Methods: Eligible patients with bulky IB-IIIB cervical cancer underwent three-times weekly triapine (25 or 50 mg/m(2)), once-weekly cisplatin (40 mg/m(2)), and conventional daily pelvic radiation followed by brachytherapy. A cumulative incidence method estimated pelvic locoregional relapse rates. Disease-free survival was measured from radiochemotherapy start date to the date of first relapse or cancer-related death. Overall survival was measured from radiochemotherapy start date to the date of any-cause death. The Kaplan-Meier method estimated survivals.

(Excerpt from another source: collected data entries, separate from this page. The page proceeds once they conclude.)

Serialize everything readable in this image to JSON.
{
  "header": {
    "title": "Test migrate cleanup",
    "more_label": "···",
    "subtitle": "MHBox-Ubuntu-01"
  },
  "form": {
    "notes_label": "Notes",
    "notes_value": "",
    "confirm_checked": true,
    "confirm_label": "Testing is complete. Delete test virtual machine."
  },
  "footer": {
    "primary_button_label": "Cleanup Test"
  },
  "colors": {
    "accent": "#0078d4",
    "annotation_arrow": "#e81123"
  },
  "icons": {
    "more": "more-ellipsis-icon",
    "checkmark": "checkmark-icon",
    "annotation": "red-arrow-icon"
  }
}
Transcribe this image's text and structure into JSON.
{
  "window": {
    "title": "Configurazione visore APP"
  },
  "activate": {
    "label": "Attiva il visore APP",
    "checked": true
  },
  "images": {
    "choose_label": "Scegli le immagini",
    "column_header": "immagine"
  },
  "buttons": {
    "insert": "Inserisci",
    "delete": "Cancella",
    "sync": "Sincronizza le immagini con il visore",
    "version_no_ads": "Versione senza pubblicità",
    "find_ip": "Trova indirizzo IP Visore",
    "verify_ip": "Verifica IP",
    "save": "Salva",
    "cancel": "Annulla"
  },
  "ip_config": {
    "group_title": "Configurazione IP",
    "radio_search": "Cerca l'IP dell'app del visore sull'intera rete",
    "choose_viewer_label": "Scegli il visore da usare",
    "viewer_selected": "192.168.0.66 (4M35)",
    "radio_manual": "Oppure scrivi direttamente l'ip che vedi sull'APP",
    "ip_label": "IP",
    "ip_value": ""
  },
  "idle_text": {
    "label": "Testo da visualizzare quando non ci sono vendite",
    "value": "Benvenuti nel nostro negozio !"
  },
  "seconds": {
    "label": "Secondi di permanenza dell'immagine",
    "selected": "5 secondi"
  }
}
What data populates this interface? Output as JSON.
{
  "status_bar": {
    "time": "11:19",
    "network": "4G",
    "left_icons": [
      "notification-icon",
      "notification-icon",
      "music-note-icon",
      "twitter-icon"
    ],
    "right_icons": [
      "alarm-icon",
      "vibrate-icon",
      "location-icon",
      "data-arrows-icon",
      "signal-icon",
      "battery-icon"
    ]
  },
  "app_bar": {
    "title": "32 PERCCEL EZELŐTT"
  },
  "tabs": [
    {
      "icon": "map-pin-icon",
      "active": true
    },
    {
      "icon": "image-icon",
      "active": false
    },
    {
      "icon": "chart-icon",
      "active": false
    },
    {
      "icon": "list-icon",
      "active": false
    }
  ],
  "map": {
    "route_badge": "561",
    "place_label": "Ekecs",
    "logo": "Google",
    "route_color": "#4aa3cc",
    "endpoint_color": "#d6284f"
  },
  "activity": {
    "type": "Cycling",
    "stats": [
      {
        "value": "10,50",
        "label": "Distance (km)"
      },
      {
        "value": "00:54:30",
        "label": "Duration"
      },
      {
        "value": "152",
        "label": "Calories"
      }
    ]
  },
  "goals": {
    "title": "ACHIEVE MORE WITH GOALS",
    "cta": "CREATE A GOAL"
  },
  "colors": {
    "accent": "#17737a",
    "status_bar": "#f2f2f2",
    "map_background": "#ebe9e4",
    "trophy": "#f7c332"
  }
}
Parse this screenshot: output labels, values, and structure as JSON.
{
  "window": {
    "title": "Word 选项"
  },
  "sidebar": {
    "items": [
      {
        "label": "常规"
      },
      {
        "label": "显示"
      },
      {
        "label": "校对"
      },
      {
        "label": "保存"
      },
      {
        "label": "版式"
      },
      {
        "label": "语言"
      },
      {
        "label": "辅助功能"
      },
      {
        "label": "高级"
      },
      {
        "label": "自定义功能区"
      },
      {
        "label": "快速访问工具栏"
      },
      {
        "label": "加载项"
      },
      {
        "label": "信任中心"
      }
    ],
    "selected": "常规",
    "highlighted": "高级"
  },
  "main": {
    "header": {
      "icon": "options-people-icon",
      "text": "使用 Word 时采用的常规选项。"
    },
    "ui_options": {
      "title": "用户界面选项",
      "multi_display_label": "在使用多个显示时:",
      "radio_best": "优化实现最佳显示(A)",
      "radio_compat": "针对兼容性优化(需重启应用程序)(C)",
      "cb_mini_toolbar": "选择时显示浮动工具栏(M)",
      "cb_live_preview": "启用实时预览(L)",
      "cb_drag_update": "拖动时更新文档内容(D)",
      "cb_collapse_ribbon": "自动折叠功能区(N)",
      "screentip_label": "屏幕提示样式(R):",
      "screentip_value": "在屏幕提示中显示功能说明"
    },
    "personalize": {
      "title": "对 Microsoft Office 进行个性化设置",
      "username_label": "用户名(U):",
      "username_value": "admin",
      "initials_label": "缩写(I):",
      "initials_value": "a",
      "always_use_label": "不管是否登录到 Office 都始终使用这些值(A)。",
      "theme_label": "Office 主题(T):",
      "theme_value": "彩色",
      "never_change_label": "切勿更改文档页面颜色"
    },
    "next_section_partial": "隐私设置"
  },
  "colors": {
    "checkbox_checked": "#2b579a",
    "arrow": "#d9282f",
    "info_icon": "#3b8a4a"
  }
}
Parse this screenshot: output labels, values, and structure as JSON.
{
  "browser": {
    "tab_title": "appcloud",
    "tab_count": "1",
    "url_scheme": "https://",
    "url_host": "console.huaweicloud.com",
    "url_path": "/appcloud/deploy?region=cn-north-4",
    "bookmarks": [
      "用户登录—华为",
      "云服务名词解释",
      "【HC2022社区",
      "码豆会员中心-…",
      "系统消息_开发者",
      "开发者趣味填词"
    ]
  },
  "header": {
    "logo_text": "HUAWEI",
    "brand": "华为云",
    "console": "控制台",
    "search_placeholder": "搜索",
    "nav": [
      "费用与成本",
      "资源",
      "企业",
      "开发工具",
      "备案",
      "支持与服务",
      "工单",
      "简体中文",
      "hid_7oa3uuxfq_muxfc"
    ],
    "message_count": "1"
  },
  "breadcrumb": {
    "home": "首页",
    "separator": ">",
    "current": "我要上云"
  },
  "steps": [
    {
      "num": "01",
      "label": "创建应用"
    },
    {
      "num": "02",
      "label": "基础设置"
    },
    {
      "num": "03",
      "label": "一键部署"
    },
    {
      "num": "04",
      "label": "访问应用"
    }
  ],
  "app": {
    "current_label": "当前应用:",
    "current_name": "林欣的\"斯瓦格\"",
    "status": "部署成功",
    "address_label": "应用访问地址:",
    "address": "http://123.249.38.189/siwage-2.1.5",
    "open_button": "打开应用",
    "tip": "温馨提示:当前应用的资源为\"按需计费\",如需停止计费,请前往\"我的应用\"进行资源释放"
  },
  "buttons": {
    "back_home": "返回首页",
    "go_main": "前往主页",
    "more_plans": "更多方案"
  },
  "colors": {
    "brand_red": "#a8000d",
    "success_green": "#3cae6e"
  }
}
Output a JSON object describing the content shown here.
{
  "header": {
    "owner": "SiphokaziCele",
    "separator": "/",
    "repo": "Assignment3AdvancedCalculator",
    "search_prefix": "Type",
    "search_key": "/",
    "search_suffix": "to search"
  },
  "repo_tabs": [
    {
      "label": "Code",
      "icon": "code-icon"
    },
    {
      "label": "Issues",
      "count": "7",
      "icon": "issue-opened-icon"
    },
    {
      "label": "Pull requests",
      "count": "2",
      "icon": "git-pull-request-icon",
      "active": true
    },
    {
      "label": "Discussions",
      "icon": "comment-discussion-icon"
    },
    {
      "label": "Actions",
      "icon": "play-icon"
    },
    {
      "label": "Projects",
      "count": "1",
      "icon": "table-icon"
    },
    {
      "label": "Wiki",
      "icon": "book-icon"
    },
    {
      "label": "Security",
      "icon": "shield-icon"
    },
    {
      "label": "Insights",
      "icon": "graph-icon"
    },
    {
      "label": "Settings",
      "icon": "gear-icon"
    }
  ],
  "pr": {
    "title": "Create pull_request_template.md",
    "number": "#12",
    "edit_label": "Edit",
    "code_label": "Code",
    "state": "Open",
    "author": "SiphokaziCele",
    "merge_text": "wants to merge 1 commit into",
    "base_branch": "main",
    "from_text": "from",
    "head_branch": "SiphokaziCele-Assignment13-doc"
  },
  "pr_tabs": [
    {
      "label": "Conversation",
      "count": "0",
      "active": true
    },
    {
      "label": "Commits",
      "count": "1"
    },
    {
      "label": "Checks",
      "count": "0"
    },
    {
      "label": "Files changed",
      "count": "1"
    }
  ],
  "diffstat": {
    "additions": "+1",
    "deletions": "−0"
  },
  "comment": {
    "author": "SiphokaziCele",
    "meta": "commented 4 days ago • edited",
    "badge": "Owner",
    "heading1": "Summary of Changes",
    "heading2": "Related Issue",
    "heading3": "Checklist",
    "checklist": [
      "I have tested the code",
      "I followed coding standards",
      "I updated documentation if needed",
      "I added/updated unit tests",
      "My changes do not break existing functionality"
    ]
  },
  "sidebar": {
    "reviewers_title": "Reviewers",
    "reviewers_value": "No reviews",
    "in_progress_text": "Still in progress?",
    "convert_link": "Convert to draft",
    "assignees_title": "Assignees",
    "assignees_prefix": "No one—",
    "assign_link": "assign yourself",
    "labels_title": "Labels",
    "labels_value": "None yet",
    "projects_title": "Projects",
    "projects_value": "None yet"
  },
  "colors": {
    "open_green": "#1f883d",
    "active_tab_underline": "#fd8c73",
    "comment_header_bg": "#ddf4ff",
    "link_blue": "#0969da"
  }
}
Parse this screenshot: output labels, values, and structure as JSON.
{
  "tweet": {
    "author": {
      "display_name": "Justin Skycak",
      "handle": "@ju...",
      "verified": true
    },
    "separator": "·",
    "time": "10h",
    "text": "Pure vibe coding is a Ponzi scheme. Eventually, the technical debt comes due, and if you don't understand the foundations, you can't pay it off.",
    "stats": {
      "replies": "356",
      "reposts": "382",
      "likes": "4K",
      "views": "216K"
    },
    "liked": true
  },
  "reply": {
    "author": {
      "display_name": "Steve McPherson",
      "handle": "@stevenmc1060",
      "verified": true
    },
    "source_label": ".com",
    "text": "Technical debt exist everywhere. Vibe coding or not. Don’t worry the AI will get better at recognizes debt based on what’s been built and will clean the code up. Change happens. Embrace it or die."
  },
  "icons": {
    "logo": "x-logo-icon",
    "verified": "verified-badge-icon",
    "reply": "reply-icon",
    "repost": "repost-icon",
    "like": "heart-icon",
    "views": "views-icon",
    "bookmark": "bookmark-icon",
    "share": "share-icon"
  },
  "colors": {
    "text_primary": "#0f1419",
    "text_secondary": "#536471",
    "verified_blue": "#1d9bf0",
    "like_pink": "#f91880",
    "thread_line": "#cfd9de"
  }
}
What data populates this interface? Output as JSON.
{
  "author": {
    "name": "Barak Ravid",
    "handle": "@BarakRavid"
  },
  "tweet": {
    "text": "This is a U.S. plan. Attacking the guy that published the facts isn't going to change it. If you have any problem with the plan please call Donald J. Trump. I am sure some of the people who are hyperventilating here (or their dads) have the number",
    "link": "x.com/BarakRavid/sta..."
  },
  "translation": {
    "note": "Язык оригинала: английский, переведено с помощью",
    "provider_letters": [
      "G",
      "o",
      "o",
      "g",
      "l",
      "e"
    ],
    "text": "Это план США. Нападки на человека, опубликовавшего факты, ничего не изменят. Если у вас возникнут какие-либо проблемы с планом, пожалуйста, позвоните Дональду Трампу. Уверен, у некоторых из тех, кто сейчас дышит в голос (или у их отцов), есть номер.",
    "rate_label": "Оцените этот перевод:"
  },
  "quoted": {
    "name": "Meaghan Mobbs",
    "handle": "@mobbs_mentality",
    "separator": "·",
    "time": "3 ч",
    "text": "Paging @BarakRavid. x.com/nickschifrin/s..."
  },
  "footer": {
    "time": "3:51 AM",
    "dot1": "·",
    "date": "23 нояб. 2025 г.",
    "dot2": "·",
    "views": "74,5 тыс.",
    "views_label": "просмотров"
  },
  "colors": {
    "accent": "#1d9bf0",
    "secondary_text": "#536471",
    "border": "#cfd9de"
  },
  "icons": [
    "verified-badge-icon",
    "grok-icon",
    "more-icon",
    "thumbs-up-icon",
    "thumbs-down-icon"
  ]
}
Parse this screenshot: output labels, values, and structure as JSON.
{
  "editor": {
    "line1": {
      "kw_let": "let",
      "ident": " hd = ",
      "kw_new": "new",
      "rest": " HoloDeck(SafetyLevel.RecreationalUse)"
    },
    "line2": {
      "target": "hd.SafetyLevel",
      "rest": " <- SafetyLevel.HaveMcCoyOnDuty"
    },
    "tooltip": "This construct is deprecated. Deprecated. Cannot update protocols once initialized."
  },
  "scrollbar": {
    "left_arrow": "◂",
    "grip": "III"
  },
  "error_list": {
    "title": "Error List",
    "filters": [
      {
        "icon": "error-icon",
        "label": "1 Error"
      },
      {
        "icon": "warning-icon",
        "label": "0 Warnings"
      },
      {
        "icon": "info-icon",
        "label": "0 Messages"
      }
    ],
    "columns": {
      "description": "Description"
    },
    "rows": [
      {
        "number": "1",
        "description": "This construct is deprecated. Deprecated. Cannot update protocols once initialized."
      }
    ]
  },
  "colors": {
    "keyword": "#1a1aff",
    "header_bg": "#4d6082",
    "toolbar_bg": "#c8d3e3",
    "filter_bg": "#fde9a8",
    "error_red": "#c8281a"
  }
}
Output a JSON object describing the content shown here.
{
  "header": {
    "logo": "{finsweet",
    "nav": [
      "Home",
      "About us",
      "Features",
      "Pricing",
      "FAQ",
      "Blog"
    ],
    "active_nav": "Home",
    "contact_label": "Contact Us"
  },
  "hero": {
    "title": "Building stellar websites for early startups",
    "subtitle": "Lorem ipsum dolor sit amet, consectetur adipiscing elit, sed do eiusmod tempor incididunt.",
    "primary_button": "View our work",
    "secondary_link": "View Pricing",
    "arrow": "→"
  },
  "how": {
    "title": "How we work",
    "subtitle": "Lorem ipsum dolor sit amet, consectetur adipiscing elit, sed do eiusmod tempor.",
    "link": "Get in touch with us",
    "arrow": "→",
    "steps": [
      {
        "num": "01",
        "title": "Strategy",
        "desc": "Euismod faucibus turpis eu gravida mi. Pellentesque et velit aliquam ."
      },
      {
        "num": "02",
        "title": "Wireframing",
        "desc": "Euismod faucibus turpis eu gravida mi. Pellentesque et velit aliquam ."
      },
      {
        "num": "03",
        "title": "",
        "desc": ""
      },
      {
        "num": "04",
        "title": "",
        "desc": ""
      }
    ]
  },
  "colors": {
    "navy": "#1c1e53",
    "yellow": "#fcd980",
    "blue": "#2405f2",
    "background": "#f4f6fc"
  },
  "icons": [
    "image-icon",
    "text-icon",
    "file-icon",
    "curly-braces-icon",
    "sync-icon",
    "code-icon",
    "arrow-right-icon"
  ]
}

Findings: Between 2006 and 2011, 24 untreated patients with cervical cancer met criteria for reporting in this study. A median 3.4 years of follow-up time (range, 0.3-7.6 years) has been observed. All had squamous cancers and the majority had either node-positive stage IB-IIA (33%) or stage IIIB (42%) disease. The 3-year pelvic locoregional relapse rate, disease-free survival, and overall survival were 4% [95% confidence interval (CI), 0-20%], 80% (95% CI: 71-89%), and 82% (95% CI: 74-90%), respectively.
Interpretation: Triapine radiochemotherapy was safe, active, and effective in patients with untreated advanced-stage cervical cancer, worthy of randomized clinical trial study.
Keywords: cervical cancer; cisplatin; radiation; ribonucleotide reductase; triapine.